The share of the workforce in agriculture has been falling steadily, from 60% in 1999-2000 to 49% in 2011-12. But the fall has slowed sharply after 2011-12, when the pace of non-agricultural job growth slowed along with GDP growth. Since 2012, the numbers leaving agriculture over 2011-12 to 2015-16 fell to 1 million per year, as non-agriculture jobs grew slowly since 2011-12.It appears that as GDP growth slowed after 2011-12, youth who had benefited significantly from jobs in manufacturing have suffered disproportionately. This dropped precipitously to 10.8%, just as the share of all employment in manufacturing fell, between 2011-12 and 2015-16. The only sector with a significant increase in labour absorption, especially the young, has been services, where employment rose from 36 million in 2011-12 to nearly 52 million in 2015-16 for them, and for all labour from 127 million to 141 million.

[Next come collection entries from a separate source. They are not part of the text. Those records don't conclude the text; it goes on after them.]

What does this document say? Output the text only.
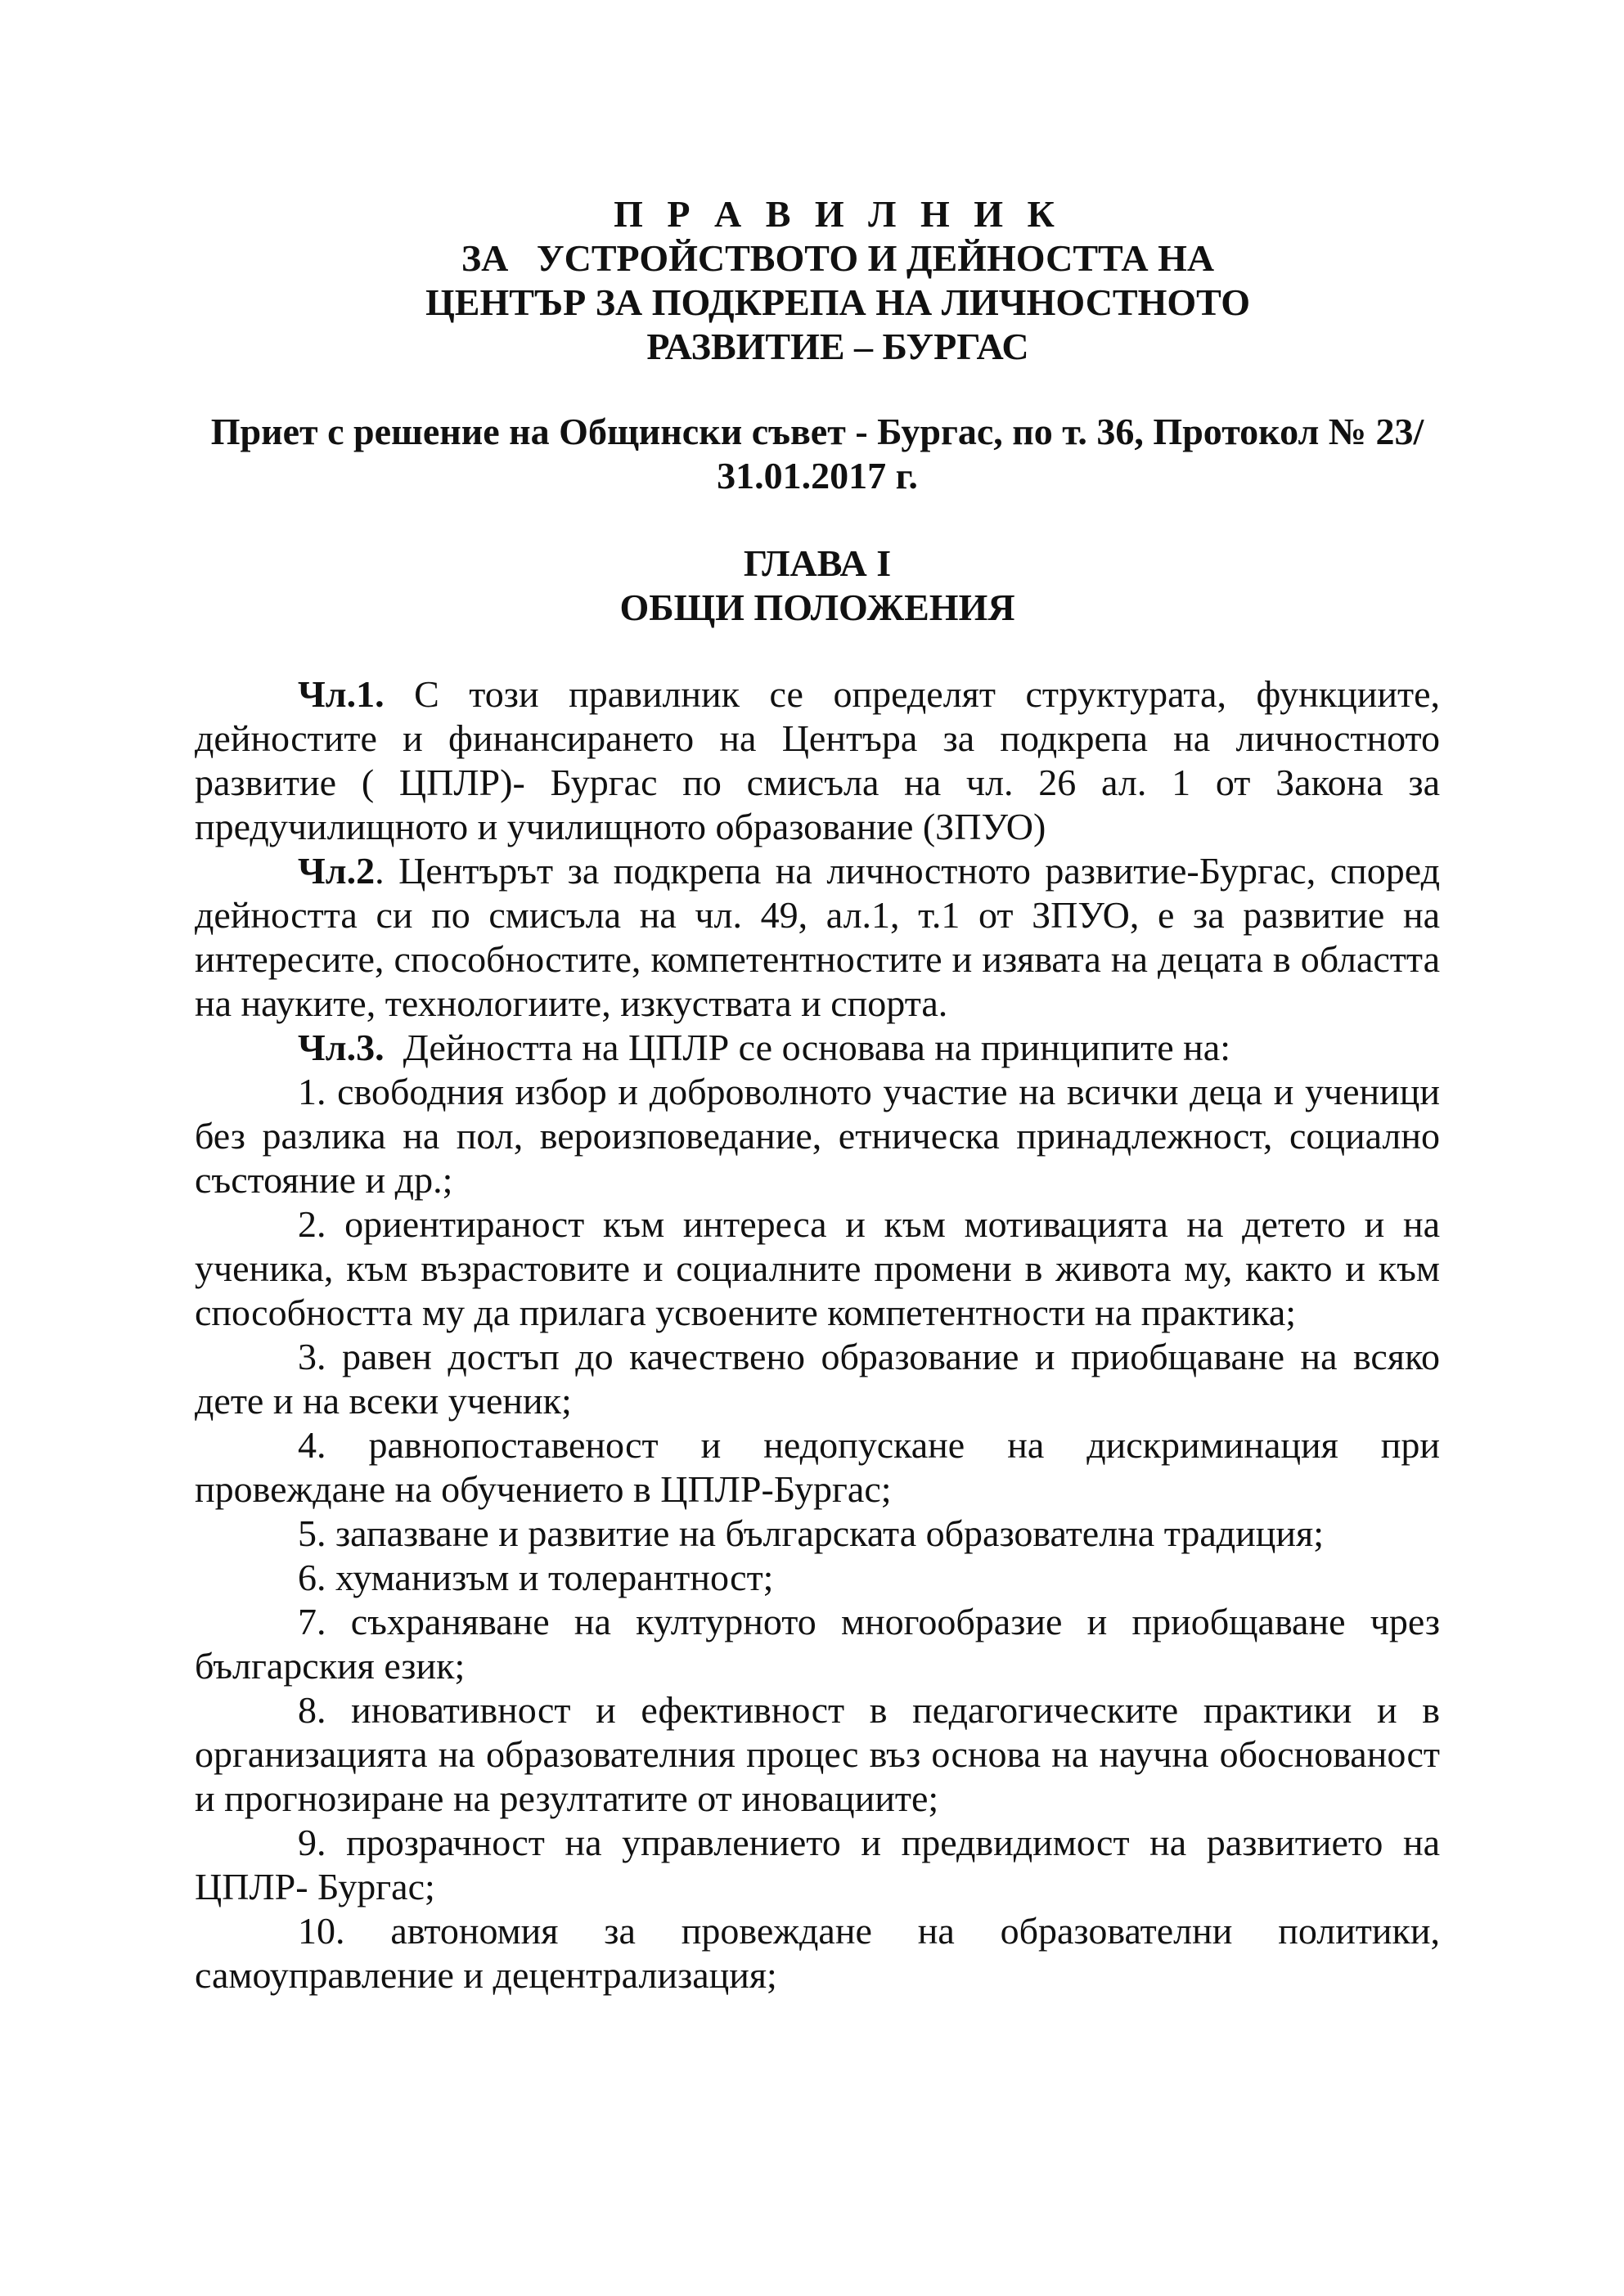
П Р А В И Л Н И К
ЗА   УСТРОЙСТВОТО И ДЕЙНОСТТА НА
ЦЕНТЪР ЗА ПОДКРЕПА НА ЛИЧНОСТНОТО
РАЗВИТИЕ – БУРГАС
Приет с решение на Общински съвет - Бургас, по т. 36, Протокол № 23/
31.01.2017 г.
ГЛАВА I
ОБЩИ ПОЛОЖЕНИЯ

Чл.1. С този правилник се определят структурата, функциите, дейностите и финансирането на Центъра за подкрепа на личностното развитие ( ЦПЛР)- Бургас по смисъла на чл. 26 ал. 1 от Закона за предучилищното и училищното образование (ЗПУО)

Чл.2. Центърът за подкрепа на личностното развитие-Бургас, според дейността си по смисъла на чл. 49, ал.1, т.1 от ЗПУО, е за развитие на интересите, способностите, компетентностите и изявата на децата в областта на науките, технологиите, изкуствата и спорта.

Чл.3.  Дейността на ЦПЛР се основава на принципите на:

1. свободния избор и доброволното участие на всички деца и ученици без разлика на пол, вероизповедание, етническа принадлежност, социално състояние и др.;

2. ориентираност към интереса и към мотивацията на детето и на ученика, към възрастовите и социалните промени в живота му, както и към способността му да прилага усвоените компетентности на практика;

3. равен достъп до качествено образование и приобщаване на всяко дете и на всеки ученик;

4. равнопоставеност и недопускане на дискриминация при провеждане на обучението в ЦПЛР-Бургас;

5. запазване и развитие на българската образователна традиция;

6. хуманизъм и толерантност;

7. съхраняване на културното многообразие и приобщаване чрез българския език;

8. иновативност и ефективност в педагогическите практики и в организацията на образователния процес въз основа на научна обоснованост и прогнозиране на резултатите от иновациите;

9. прозрачност на управлението и предвидимост на развитието на ЦПЛР- Бургас;

10. автономия за провеждане на образователни политики, самоуправление и децентрализация;
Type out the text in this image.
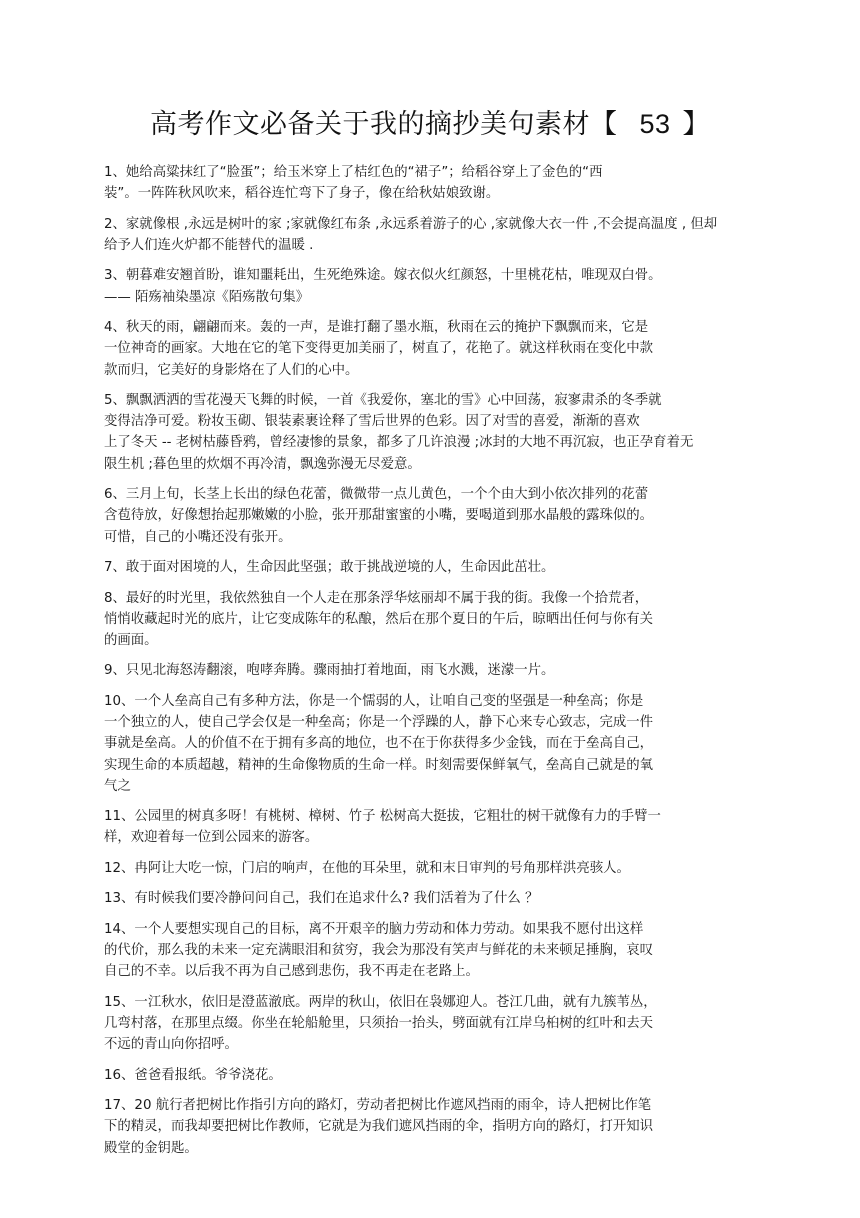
高考作文必备关于我的摘抄美句素材【 53 】
1、她给高粱抹红了“脸蛋”；给玉米穿上了桔红色的“裙子”；给稻谷穿上了金色的“西
装”。一阵阵秋风吹来，稻谷连忙弯下了身子，像在给秋姑娘致谢。
2、家就像根 ,永远是树叶的家 ;家就像红布条 ,永远系着游子的心 ,家就像大衣一件 ,不会提高温度 , 但却
给予人们连火炉都不能替代的温暖 .
3、朝暮难安翘首盼，谁知噩耗出，生死绝殊途。嫁衣似火红颜怒，十里桃花枯，唯现双白骨。
—— 陌殇袖染墨凉《陌殇散句集》
4、秋天的雨，翩翩而来。轰的一声，是谁打翻了墨水瓶，秋雨在云的掩护下飘飘而来，它是
一位神奇的画家。大地在它的笔下变得更加美丽了，树直了，花艳了。就这样秋雨在变化中款
款而归，它美好的身影烙在了人们的心中。
5、飘飘洒洒的雪花漫天飞舞的时候，一首《我爱你，塞北的雪》心中回荡，寂寥肃杀的冬季就
变得洁净可爱。粉妆玉砌、银装素裹诠释了雪后世界的色彩。因了对雪的喜爱，渐渐的喜欢
上了冬天 -- 老树枯藤昏鸦，曾经凄惨的景象，都多了几许浪漫 ;冰封的大地不再沉寂，也正孕育着无
限生机 ;暮色里的炊烟不再冷清，飘逸弥漫无尽爱意。
6、三月上旬，长茎上长出的绿色花蕾，微微带一点儿黄色，一个个由大到小依次排列的花蕾
含苞待放，好像想抬起那嫩嫩的小脸，张开那甜蜜蜜的小嘴，要喝道到那水晶般的露珠似的。
可惜，自己的小嘴还没有张开。
7、敢于面对困境的人，生命因此坚强；敢于挑战逆境的人，生命因此茁壮。
8、最好的时光里，我依然独自一个人走在那条浮华炫丽却不属于我的街。我像一个拾荒者，
悄悄收藏起时光的底片，让它变成陈年的私酿，然后在那个夏日的午后，晾晒出任何与你有关
的画面。
9、只见北海怒涛翻滚，咆哮奔腾。骤雨抽打着地面，雨飞水溅，迷濛一片。
10、一个人垒高自己有多种方法，你是一个懦弱的人，让咱自己变的坚强是一种垒高；你是
一个独立的人，使自己学会仅是一种垒高；你是一个浮躁的人，静下心来专心致志，完成一件
事就是垒高。人的价值不在于拥有多高的地位，也不在于你获得多少金钱，而在于垒高自己，
实现生命的本质超越，精神的生命像物质的生命一样。时刻需要保鲜氧气，垒高自己就是的氧
气之
11、公园里的树真多呀！有桃树、樟树、竹子 松树高大挺拔，它粗壮的树干就像有力的手臂一
样，欢迎着每一位到公园来的游客。
12、冉阿让大吃一惊，门启的响声，在他的耳朵里，就和末日审判的号角那样洪亮骇人。
13、有时候我们要冷静问问自己，我们在追求什么? 我们活着为了什么 ？
14、一个人要想实现自己的目标，离不开艰辛的脑力劳动和体力劳动。如果我不愿付出这样
的代价，那么我的未来一定充满眼泪和贫穷，我会为那没有笑声与鲜花的未来顿足捶胸，哀叹
自己的不幸。以后我不再为自己感到悲伤，我不再走在老路上。
15、一江秋水，依旧是澄蓝澈底。两岸的秋山，依旧在袅娜迎人。苍江几曲，就有九簇苇丛，
几弯村落，在那里点缀。你坐在轮船舱里，只须抬一抬头，劈面就有江岸乌桕树的红叶和去天
不远的青山向你招呼。
16、爸爸看报纸。爷爷浇花。
17、20 航行者把树比作指引方向的路灯，劳动者把树比作遮风挡雨的雨伞，诗人把树比作笔
下的精灵，而我却要把树比作教师，它就是为我们遮风挡雨的伞，指明方向的路灯，打开知识
殿堂的金钥匙。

Further, Decline in jobs means country need to produce more jobs significantly in labour intensive sector that is manufacturing.

 

Way ahead

The resolution of the twin balance sheet problems together with the Insolvency and Bankruptcy Code, should now pave way for new manufacturing investment. Policy must attempt to close the loop between rising demand and supply through consumer demand, which the Budget attempts through its agriculture and rural infrastructure focus.More manufacturing policy initiatives, such as an early announcement of an Industrial Policy by the Department of Industrial Policy and Promotion, must be sustained over 2018.